Why not “listen” to the “needs” of one’s own body and act upon it?
Who is p[responsible for that care, that need?
Thinking isn’t action so it doesn’t create karma
@ Brian; – “In mirroring ourselves, we lose naturalness in the name of spirituality.”
It’s one thing to parrot phrases like ‘just be’, ‘this is it’, ‘what is’ and so on; but it is another thing entirely to live what these phrases try to convey. I am also of the view that here, Saltzman is echoing the universal problem of seekers. No doubt what he’s describing is (almost) everyone’s experience at the start of this quest.
He describes well, how in the beginning he gave it no name. This then, is the way it is for everyone, for every child – until they develop a separate, isolating identity (self) and effectively leave this Garden of Eden.
Is it perhaps that we are all searching to regain that childlike originality, that naturalness? If so, then all it takes is to steer ourselves away from the ever-intruding thought laden, conceptual overlay that effectively obliterates whatever is appearing in the present. In other words, is it that we limit our experience of life to whatever habitual thoughts, concepts and beliefs just happen to inhabit our conditioned minds? All at the expense of not seeing the leaf fall, of not hearing the passing traffic or smelling the fresh rain.

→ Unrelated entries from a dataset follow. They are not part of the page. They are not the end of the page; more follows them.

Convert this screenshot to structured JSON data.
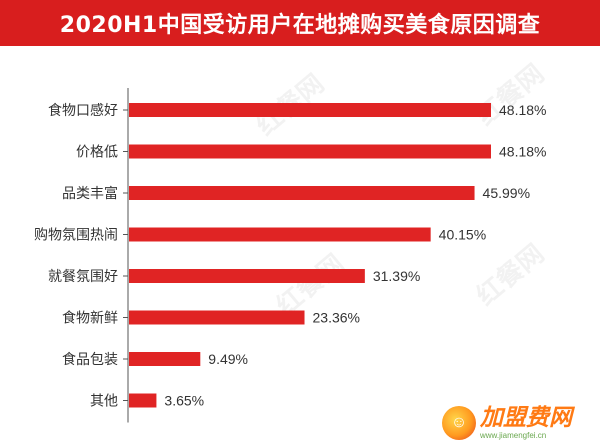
{
  "chart_data": {
    "type": "bar",
    "orientation": "horizontal",
    "title": "2020H1中国受访用户在地摊购买美食原因调查",
    "categories": [
      "食物口感好",
      "价格低",
      "品类丰富",
      "购物氛围热闹",
      "就餐氛围好",
      "食物新鲜",
      "食品包装",
      "其他"
    ],
    "values": [
      48.18,
      48.18,
      45.99,
      40.15,
      31.39,
      23.36,
      9.49,
      3.65
    ],
    "value_labels": [
      "48.18%",
      "48.18%",
      "45.99%",
      "40.15%",
      "31.39%",
      "23.36%",
      "9.49%",
      "3.65%"
    ],
    "xlim": [
      0,
      48.18
    ],
    "grid": false,
    "legend": "none",
    "colors": {
      "bar": "#e02424",
      "title_bg": "#d81e1e",
      "axis": "#555555"
    }
  },
  "watermark": {
    "text": "红餐网"
  },
  "logo": {
    "name": "加盟费网",
    "url": "www.jiamengfei.cn"
  }
}
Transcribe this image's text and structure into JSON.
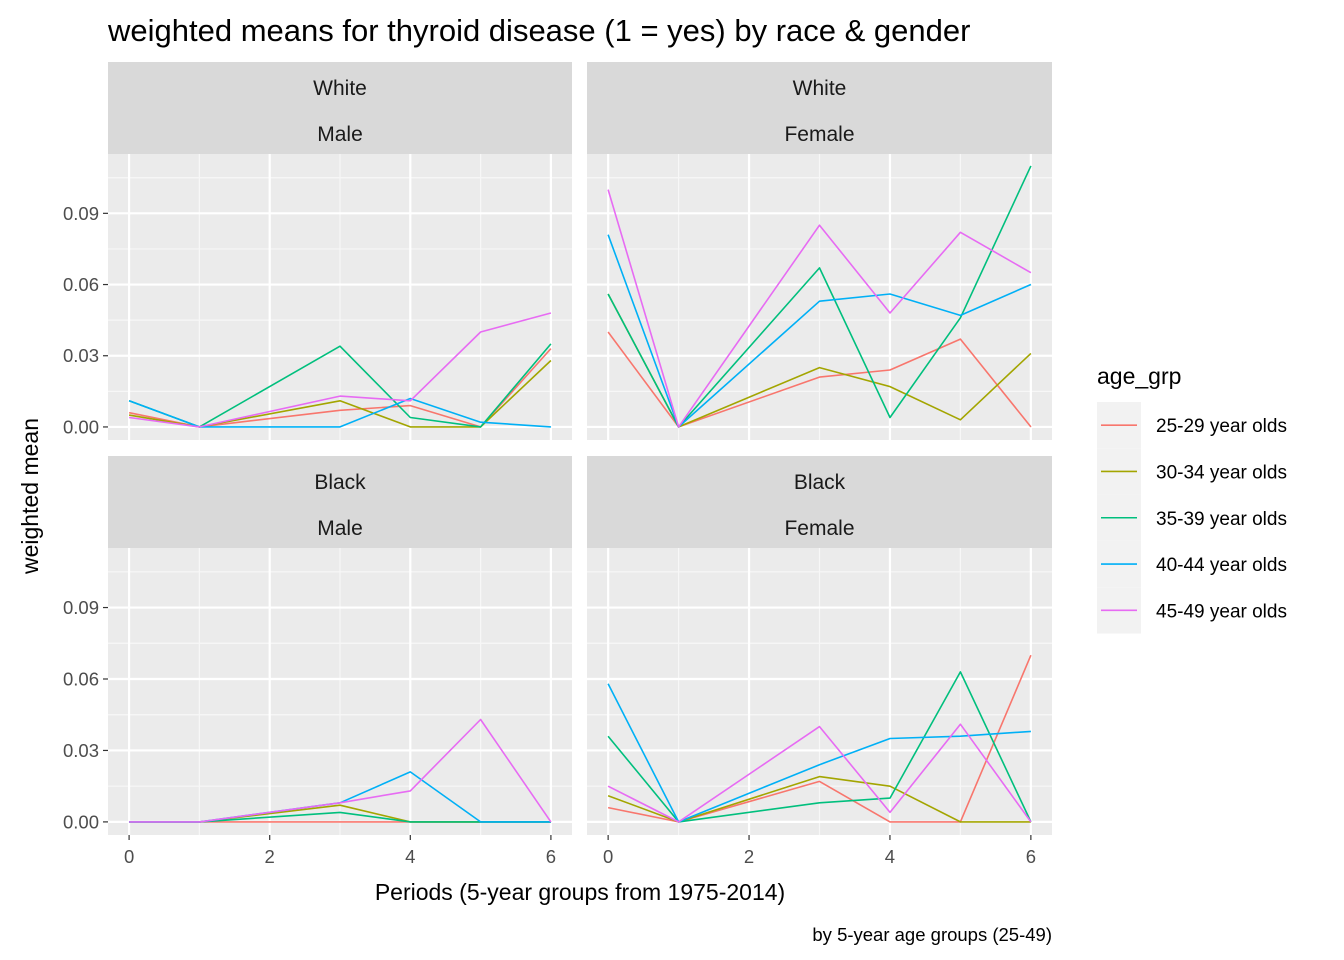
{
  "chart_data": {
    "type": "line",
    "title": "weighted means for thyroid disease (1 = yes) by race & gender",
    "xlabel": "Periods (5-year groups from 1975-2014)",
    "ylabel": "weighted mean",
    "caption": "by 5-year age groups (25-49)",
    "x": [
      0,
      1,
      2,
      3,
      4,
      5,
      6
    ],
    "x_ticks": [
      0,
      2,
      4,
      6
    ],
    "x_tick_labels": [
      "0",
      "2",
      "4",
      "6"
    ],
    "y_ticks": [
      0,
      0.03,
      0.06,
      0.09
    ],
    "y_tick_labels": [
      "0.00",
      "0.03",
      "0.06",
      "0.09"
    ],
    "xlim": [
      -0.3,
      6.3
    ],
    "ylim": [
      -0.0055,
      0.115
    ],
    "grid": true,
    "legend": {
      "title": "age_grp",
      "position": "right",
      "entries": [
        "25-29 year olds",
        "30-34 year olds",
        "35-39 year olds",
        "40-44 year olds",
        "45-49 year olds"
      ],
      "colors": [
        "#F8766D",
        "#A3A500",
        "#00BF7D",
        "#00B0F6",
        "#E76BF3"
      ]
    },
    "panels": [
      {
        "strip_race": "White",
        "strip_gender": "Male",
        "x": [
          0,
          1,
          3,
          4,
          5,
          6
        ],
        "series": [
          {
            "name": "25-29 year olds",
            "values": [
              0.006,
              0.0,
              0.007,
              0.009,
              0.0,
              0.033
            ]
          },
          {
            "name": "30-34 year olds",
            "values": [
              0.005,
              0.0,
              0.011,
              0.0,
              0.0,
              0.028
            ]
          },
          {
            "name": "35-39 year olds",
            "values": [
              0.011,
              0.0,
              0.034,
              0.004,
              0.0,
              0.035
            ]
          },
          {
            "name": "40-44 year olds",
            "values": [
              0.011,
              0.0,
              0.0,
              0.012,
              0.002,
              0.0
            ]
          },
          {
            "name": "45-49 year olds",
            "values": [
              0.004,
              0.0,
              0.013,
              0.011,
              0.04,
              0.048
            ]
          }
        ]
      },
      {
        "strip_race": "White",
        "strip_gender": "Female",
        "x": [
          0,
          1,
          3,
          4,
          5,
          6
        ],
        "series": [
          {
            "name": "25-29 year olds",
            "values": [
              0.04,
              0.0,
              0.021,
              0.024,
              0.037,
              0.0
            ]
          },
          {
            "name": "30-34 year olds",
            "values": [
              0.056,
              0.0,
              0.025,
              0.017,
              0.003,
              0.031
            ]
          },
          {
            "name": "35-39 year olds",
            "values": [
              0.056,
              0.0,
              0.067,
              0.004,
              0.046,
              0.11
            ]
          },
          {
            "name": "40-44 year olds",
            "values": [
              0.081,
              0.0,
              0.053,
              0.056,
              0.047,
              0.06
            ]
          },
          {
            "name": "45-49 year olds",
            "values": [
              0.1,
              0.0,
              0.085,
              0.048,
              0.082,
              0.065
            ]
          }
        ]
      },
      {
        "strip_race": "Black",
        "strip_gender": "Male",
        "x": [
          0,
          1,
          3,
          4,
          5,
          6
        ],
        "series": [
          {
            "name": "25-29 year olds",
            "values": [
              0.0,
              0.0,
              0.0,
              0.0,
              0.0,
              0.0
            ]
          },
          {
            "name": "30-34 year olds",
            "values": [
              0.0,
              0.0,
              0.007,
              0.0,
              0.0,
              0.0
            ]
          },
          {
            "name": "35-39 year olds",
            "values": [
              0.0,
              0.0,
              0.004,
              0.0,
              0.0,
              0.0
            ]
          },
          {
            "name": "40-44 year olds",
            "values": [
              0.0,
              0.0,
              0.008,
              0.021,
              0.0,
              0.0
            ]
          },
          {
            "name": "45-49 year olds",
            "values": [
              0.0,
              0.0,
              0.008,
              0.013,
              0.043,
              0.0
            ]
          }
        ]
      },
      {
        "strip_race": "Black",
        "strip_gender": "Female",
        "x": [
          0,
          1,
          3,
          4,
          5,
          6
        ],
        "series": [
          {
            "name": "25-29 year olds",
            "values": [
              0.006,
              0.0,
              0.017,
              0.0,
              0.0,
              0.07
            ]
          },
          {
            "name": "30-34 year olds",
            "values": [
              0.011,
              0.0,
              0.019,
              0.015,
              0.0,
              0.0
            ]
          },
          {
            "name": "35-39 year olds",
            "values": [
              0.036,
              0.0,
              0.008,
              0.01,
              0.063,
              0.0
            ]
          },
          {
            "name": "40-44 year olds",
            "values": [
              0.058,
              0.0,
              0.024,
              0.035,
              0.036,
              0.038
            ]
          },
          {
            "name": "45-49 year olds",
            "values": [
              0.015,
              0.0,
              0.04,
              0.004,
              0.041,
              0.0
            ]
          }
        ]
      }
    ]
  }
}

And further, perhaps the most devious trap of all, not seeing the way in which we imprison ourselves behind the idea that what we are is the thinker thinking the thoughts; the observer witnessing all that comes in through the senses – believing ourselves to be a separate, discarnate entity. Or as Saltzman puts it: – “…a recursive echo chamber in which direct experience is endlessly bounced back, interpreted, qualified, and turned into identity.”

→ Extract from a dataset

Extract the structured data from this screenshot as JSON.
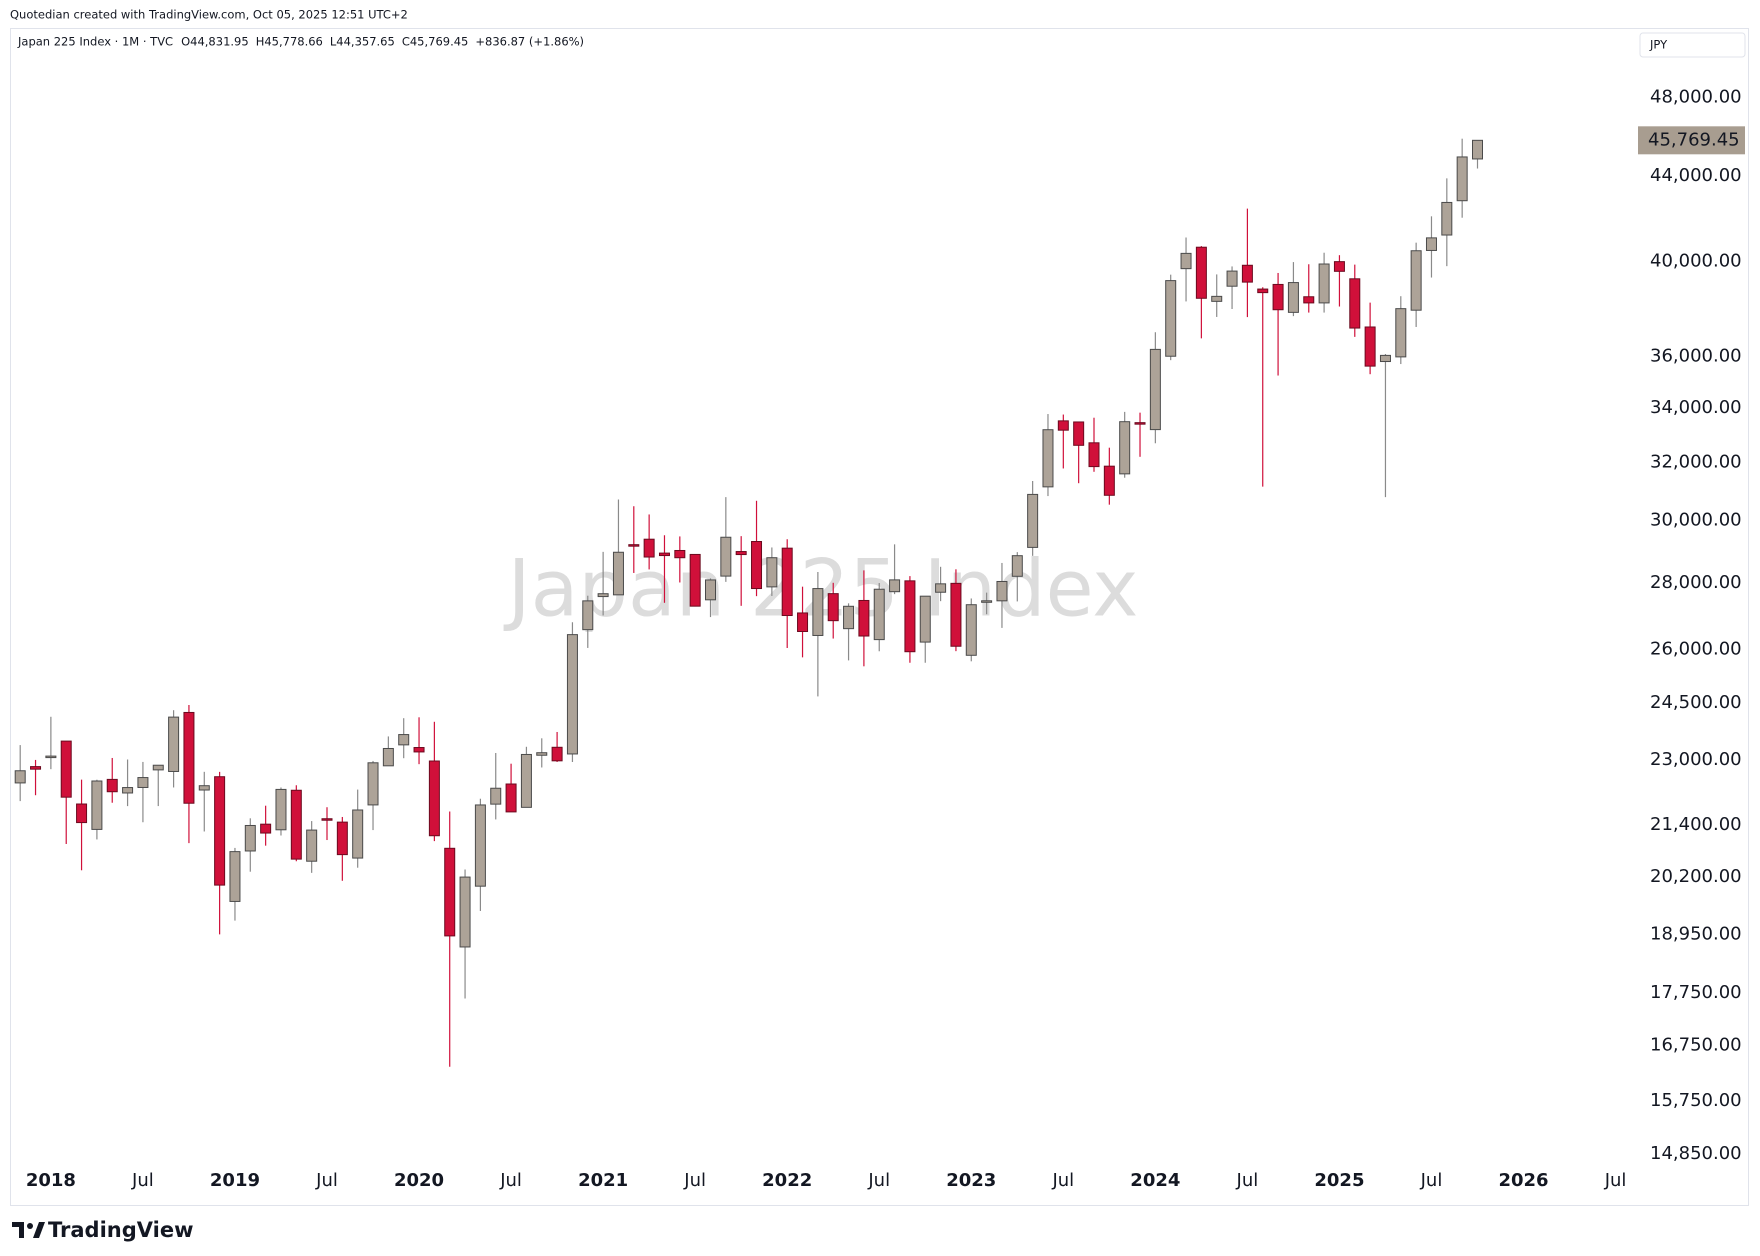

I think it is hard for us to accept these facts as we are so conditioned to want to believe we are special, that there is something (in the spiritual sense) to search for; something that we’re missing and that in finding it we will be forever happy and content. Life consists of pain and pleasure, sadness and happiness – features of all living beings. It is futile to try to find some sort of state or utopia where they don’t exist.
Donald. Thinking is action – and it indeed creates consequences.

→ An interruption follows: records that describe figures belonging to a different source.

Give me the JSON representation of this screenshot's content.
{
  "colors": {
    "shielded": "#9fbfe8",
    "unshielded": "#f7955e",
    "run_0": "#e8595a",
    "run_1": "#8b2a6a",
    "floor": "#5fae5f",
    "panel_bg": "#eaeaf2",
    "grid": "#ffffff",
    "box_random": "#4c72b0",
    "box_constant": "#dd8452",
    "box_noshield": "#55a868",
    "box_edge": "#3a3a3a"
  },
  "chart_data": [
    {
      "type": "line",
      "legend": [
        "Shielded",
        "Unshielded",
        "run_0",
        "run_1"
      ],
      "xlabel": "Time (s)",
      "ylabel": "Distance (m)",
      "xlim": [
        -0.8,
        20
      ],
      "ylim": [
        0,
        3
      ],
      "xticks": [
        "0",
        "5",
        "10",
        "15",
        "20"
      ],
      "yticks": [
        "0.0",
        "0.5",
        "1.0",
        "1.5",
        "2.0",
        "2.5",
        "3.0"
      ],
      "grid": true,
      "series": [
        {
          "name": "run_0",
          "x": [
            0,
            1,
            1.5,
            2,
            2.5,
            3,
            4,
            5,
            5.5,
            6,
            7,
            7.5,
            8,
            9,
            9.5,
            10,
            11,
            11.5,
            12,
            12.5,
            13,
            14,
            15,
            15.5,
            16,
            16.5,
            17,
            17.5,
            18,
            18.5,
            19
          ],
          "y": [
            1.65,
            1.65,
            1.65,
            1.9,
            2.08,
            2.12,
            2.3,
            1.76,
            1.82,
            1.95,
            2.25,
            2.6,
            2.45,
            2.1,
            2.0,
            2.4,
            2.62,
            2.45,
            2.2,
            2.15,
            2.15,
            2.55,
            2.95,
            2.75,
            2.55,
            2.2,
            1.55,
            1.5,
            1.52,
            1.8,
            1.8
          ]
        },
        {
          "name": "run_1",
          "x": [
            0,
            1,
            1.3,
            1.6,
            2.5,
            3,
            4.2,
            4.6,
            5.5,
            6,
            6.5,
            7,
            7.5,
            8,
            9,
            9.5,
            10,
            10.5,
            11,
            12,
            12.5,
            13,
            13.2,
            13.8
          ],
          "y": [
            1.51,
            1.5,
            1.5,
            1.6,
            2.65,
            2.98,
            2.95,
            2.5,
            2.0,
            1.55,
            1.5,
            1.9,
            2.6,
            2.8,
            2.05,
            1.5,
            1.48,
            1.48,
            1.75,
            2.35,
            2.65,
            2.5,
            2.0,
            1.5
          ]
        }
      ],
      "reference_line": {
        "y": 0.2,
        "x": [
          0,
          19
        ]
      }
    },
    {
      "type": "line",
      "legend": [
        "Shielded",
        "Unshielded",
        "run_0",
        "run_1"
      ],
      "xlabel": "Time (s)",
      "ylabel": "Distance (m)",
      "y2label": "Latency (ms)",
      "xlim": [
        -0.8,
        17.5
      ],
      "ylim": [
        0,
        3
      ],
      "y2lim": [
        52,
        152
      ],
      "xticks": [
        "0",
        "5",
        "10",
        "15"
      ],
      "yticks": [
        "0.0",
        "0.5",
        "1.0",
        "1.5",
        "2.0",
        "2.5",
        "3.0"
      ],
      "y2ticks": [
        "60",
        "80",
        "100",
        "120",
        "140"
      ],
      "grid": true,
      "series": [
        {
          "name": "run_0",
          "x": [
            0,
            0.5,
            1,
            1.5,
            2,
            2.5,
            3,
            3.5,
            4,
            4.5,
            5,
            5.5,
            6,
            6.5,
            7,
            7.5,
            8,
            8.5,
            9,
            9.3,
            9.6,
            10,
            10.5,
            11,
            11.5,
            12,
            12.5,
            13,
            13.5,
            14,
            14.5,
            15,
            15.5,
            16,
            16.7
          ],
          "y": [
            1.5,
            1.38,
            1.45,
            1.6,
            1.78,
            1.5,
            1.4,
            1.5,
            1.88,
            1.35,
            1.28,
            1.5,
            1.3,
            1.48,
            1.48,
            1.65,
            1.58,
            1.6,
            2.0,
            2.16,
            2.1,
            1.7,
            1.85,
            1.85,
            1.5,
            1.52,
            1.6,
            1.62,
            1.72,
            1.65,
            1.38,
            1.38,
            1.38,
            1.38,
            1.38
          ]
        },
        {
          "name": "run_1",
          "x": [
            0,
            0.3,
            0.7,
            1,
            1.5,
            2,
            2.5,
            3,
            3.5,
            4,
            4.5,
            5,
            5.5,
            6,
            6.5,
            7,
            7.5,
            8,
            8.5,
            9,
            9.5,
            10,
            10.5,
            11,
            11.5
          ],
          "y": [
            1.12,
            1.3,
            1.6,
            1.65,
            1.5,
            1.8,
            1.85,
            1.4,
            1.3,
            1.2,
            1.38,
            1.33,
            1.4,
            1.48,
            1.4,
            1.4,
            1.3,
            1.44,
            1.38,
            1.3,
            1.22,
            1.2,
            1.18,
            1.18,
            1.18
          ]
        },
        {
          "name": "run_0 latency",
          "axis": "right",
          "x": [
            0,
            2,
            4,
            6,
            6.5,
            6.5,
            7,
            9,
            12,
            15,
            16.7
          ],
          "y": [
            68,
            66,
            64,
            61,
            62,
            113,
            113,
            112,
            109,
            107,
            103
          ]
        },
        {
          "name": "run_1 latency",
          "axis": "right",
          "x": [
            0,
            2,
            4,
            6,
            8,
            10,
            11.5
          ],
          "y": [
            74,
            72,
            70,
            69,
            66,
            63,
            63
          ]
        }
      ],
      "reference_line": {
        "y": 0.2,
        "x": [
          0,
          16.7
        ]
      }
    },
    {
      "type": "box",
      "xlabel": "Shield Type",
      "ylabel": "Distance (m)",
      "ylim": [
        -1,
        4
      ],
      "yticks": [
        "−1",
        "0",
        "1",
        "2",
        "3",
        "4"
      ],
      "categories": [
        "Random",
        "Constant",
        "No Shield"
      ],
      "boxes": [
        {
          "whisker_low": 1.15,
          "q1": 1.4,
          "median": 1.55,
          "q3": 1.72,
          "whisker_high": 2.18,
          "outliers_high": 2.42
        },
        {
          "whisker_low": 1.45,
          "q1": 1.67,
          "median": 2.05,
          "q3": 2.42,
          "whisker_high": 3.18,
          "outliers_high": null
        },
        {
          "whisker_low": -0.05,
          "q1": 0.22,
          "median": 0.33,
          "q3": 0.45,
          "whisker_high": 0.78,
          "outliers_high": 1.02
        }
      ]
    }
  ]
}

It can if acted on it but it doesn’t if you don’t act on it. If somebody else acts on it that’s on them.Only if you act on it will it said karma in motion. It might be the spark but it’s not the fire, This is the Buddhist thought anyway.
The mirror is a creation of thought, like a casual dialogue with a friend who can only see appearances and rashly makes claims and judgements and opinions based only on that. It’s superficial and bound by one’s own conditioned values, even subconscious conditioning from our social mileau..what we think we “should” or “should not” be doing.
But, Brian, what you are doing is searching. That doesn’t mean something is missing. It means you have succeeded.
The best, the greatest any human being can aspire to be is a good student. It’s an active role.
So instead of feeling like there is some gap, simply because the unknown can’t ever be fully known, be happy with the grains of insight you discover, and even those you may discard: happy that you understand that motion towards the unknown using what you can learn and know is a very high level of functioning.
Whatever is hidden is meant to be revealed, in time, to you. Just not to the limited and biased human mind. It isn’t consumed and regurgitated by mind. It is caught when mind is occupied by some lesser truth that allows you to see beyond it; by listening carefully, by the attention itself. Being a great student.
“For there is nothing hidden that will not be disclosed, and nothing concealed that will not be known or brought out into the open. 18 Therefore consider carefully how you listen.”